At $63.6 billion, net foreign capital inflows into bonds and stocks were the largest since the second half of 2012, according to new research from ANZ.

Just have a look at the chart below for evidence as to just how large inflows were during this period, easily reversing the outflows late last year when the US dollar and treasury yields were ripping higher in response to the election of Donald Trump.

Source: ANZ

“Investor appetite for Asian assets has not been dented by the ongoing policy normalisation by the US Federal Reserve,” said Khoon Goh, head of Asia research at ANZ.

“India was once again the largest recipient of foreign investor flows, accounting for half of the total inflows to the region, most of which went to the Indian debt market.

“South Korea accounted for a further third of the region’s total inflows in June.”

Unsurprisingly, both Indian and South Korean stocks surged over the half, hitting the highest levels on record.

However, things have changed recently.

The US Federal Reserve appears set to begin reducing the size of its balance sheet, while other major central banks have also signaled that a normalisation in monetary policy away from emergency settings is also likely occur, creating a headwind for capital inflows to Asia as monetary conditions begin to tighten.

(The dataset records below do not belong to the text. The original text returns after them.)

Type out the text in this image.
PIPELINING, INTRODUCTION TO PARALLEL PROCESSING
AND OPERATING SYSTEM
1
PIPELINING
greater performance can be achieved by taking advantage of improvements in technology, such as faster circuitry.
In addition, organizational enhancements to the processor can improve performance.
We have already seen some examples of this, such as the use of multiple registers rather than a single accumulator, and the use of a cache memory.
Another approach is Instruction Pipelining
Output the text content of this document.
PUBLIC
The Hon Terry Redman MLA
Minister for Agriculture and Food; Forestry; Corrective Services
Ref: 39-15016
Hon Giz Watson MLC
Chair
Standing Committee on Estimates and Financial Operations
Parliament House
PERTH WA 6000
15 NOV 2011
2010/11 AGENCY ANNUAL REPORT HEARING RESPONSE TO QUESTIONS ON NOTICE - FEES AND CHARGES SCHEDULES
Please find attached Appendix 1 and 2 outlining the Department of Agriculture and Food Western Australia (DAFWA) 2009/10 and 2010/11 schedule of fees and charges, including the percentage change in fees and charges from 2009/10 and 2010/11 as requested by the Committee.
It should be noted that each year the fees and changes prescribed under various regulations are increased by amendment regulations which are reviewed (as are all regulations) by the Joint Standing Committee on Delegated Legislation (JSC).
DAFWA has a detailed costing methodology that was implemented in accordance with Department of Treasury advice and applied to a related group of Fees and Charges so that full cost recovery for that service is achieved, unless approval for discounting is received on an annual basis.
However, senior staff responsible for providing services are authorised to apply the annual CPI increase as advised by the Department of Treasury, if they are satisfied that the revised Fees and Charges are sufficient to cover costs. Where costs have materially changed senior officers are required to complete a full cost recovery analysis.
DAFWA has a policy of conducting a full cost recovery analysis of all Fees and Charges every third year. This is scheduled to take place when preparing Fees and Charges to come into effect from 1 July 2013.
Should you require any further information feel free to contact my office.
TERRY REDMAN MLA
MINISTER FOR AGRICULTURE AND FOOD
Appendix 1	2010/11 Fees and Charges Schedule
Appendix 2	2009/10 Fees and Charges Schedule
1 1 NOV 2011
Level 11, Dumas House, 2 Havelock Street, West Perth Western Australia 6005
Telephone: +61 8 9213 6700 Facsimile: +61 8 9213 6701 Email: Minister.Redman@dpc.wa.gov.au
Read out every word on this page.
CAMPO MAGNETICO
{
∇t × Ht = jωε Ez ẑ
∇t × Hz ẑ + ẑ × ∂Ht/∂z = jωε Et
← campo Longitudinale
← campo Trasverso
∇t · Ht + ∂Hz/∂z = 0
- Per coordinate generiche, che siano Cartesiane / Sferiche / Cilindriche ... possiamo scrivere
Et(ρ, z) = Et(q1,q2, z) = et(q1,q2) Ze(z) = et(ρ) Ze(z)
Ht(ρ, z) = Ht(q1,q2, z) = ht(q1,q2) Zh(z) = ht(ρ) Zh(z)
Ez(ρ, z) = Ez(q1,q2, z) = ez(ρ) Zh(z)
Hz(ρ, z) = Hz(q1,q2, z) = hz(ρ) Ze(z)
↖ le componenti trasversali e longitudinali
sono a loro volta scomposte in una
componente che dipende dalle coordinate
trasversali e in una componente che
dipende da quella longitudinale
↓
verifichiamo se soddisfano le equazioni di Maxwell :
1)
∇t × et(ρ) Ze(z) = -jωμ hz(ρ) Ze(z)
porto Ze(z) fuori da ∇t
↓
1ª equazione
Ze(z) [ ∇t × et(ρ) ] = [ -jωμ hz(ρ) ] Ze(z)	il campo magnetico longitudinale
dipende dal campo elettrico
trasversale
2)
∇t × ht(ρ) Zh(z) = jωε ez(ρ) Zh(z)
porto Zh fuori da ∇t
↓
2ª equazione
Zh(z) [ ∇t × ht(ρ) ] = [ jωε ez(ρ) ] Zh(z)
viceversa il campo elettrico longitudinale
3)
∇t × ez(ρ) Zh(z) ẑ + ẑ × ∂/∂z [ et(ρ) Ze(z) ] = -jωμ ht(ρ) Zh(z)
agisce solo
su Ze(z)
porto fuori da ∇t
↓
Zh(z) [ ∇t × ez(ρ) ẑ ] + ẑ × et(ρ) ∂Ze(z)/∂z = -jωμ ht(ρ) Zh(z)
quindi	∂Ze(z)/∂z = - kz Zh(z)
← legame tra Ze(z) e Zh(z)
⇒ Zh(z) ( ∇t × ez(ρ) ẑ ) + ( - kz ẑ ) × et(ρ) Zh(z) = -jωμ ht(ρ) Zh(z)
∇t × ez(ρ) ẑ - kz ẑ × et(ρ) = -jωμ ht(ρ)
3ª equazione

To Goh, conditions for further strong inflows into Asia are now looking less conducive than earlier this year, something he says could lead to renewed declines in asset prices across the region.

“Should we see a synchronised removal of accommodation by the G7 central banks, this will reduce global liquidity as well as push global bond yields higher,” he says. “This will eventually lead to some unwinding of the strong inflows into Asia, which will impact negatively on the region’s asset prices.”

After such as solid run, that sounds like a warning that it could be time to take some money off the table.